Because of dissatisfaction with both elective lymphadenectomy and nodal observation, lymphatic mapping and sentinel-node biopsy were introduced for individualized management of regional lymph nodes. Sentinel-node biopsy is a minimally invasive, low-morbidity staging procedure performed with the use of blue dye and radiolabeled colloids. It identifies the first (i.e., sentinel) node or nodes in the regional basin that receive lymph from the primary melanoma site. Because the sentinel node is the initial site of regional metastasis, its tumor status accurately predicts the tumor status of other nodes in the lymphatic basin. If focused pathological scrutiny of the sentinel node identifies no metastases, other regional nodes will probably also be negative.

The Multicenter Selective Lymphadenectomy Trial (MSLT-I) commenced in 1994 to determine whether sentinel-node biopsy could be used to identify patients with clinically occult nodal metastases and whether immediate-completion lymphadenectomy yielded better outcomes than complete lymphadenectomy performed only when nodal recurrence was revealed during observation. Enrollment closed in 2002, after 2001 patients had been registered. The 5-year results of the third interim analysis, published in 2006, highlighted patients in the primary study group who had primary melanomas of intermediate thickness (defined as 1.20 to 3.50 mm). We now report 10-year follow-up data for that group as well as for patients with thick primary melanomas (defined as >3.50 mm thick). We also report the results of a new accelerated-failure-time latent-subgroup analysis of the treatment effect of sentinel-node biopsy.


The content of this report is solely the responsibility of the authors and does not necessarily represent the official view of the National Cancer Institute or the National Institutes of Health.

Supported by a grant from the National Cancer Institute (CA 29605, to Dr. Morton), with additional support at Australian centers provided by the Australian and New Zealand Melanoma Trials Group.

Dr. Thompson reports receiving fees for service on advisory boards from GlaxoSmithKline and Roche and honoraria and travel support from GlaxoSmithKline and Provectus; and Dr. Kashani-Sabet, receiving fees for service on advisory boards from Merck and Myriad Genetics, honoraria and grant support from Merck, holding stock in Melanoma Diagnostics, and holding a patent on the molecular classification of melanoma (patent no. 8492102), which has been licensed to Myriad Genetics.
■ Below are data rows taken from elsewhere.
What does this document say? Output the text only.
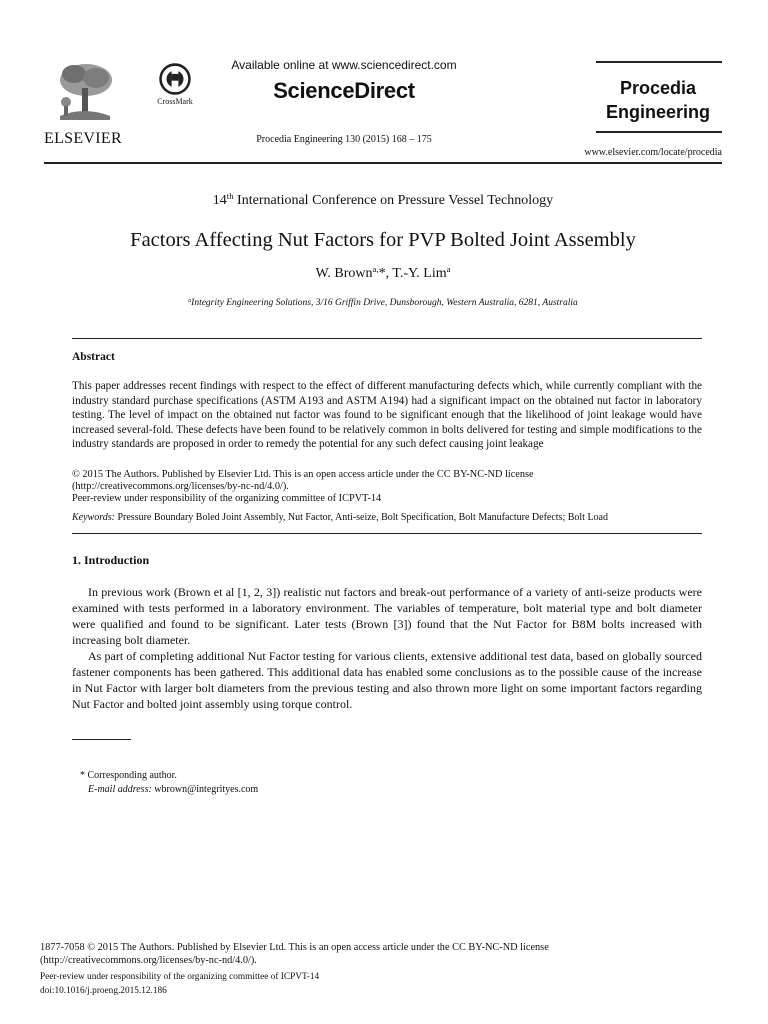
ELSEVIER
CrossMark
Available online at www.sciencedirect.com
ScienceDirect
Procedia Engineering 130 (2015) 168 – 175
Procedia
Engineering
www.elsevier.com/locate/procedia
14th International Conference on Pressure Vessel Technology
Factors Affecting Nut Factors for PVP Bolted Joint Assembly
W. Brown$^{a,}$*, T.-Y. Lim$^a$
$^a$Integrity Engineering Solutions, 3/16 Griffin Drive, Dunsborough, Western Australia, 6281, Australia
Abstract

This paper addresses recent findings with respect to the effect of different manufacturing defects which, while currently compliant with the industry standard purchase specifications (ASTM A193 and ASTM A194) had a significant impact on the obtained nut factor in laboratory testing. The level of impact on the obtained nut factor was found to be significant enough that the likelihood of joint leakage would have increased several-fold. These defects have been found to be relatively common in bolts delivered for testing and simple modifications to the industry standards are proposed in order to remedy the potential for any such defect causing joint leakage

© 2015 The Authors. Published by Elsevier Ltd. This is an open access article under the CC BY-NC-ND license
(http://creativecommons.org/licenses/by-nc-nd/4.0/).
Peer-review under responsibility of the organizing committee of ICPVT-14
Keywords: Pressure Boundary Boled Joint Assembly, Nut Factor, Anti-seize, Bolt Specification, Bolt Manufacture Defects; Bolt Load
1. Introduction

In previous work (Brown et al [1, 2, 3]) realistic nut factors and break-out performance of a variety of anti-seize products were examined with tests performed in a laboratory environment. The variables of temperature, bolt material type and bolt diameter were qualified and found to be significant. Later tests (Brown [3]) found that the Nut Factor for B8M bolts increased with increasing bolt diameter.

As part of completing additional Nut Factor testing for various clients, extensive additional test data, based on globally sourced fastener components has been gathered. This additional data has enabled some conclusions as to the possible cause of the increase in Nut Factor with larger bolt diameters from the previous testing and also thrown more light on some important factors regarding Nut Factor and bolted joint assembly using torque control.

* Corresponding author.
E-mail address: wbrown@integrityes.com
1877-7058 © 2015 The Authors. Published by Elsevier Ltd. This is an open access article under the CC BY-NC-ND license
(http://creativecommons.org/licenses/by-nc-nd/4.0/).
Peer-review under responsibility of the organizing committee of ICPVT-14
doi:10.1016/j.proeng.2015.12.186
The authors’ full names and academic degrees are as follows: Donald L. Morton, M.D., John F. Thompson, M.D., Alistair J. Cochran, M.D., Nicola Mozzillo, M.D., Omgo E. Nieweg, M.D., Ph.D., Daniel F. Roses, M.D., Harald J. Hoekstra, M.D., Ph.D., Constantine P. Karakousis, M.D., Ph.D., Christopher A. Puleo, P.A.-C., Brendon J. Coventry, B.M., B.S., Ph.D., Mohammed Kashani-Sabet, M.D., B. Mark Smithers, M.B., B.S., Eberhard Paul, M.D., William G. Kraybill, M.D., J. Gregory McKinnon, M.D., He-Jing Wang, M.D., Robert Elashoff, Ph.D., and Mark B. Faries, M.D.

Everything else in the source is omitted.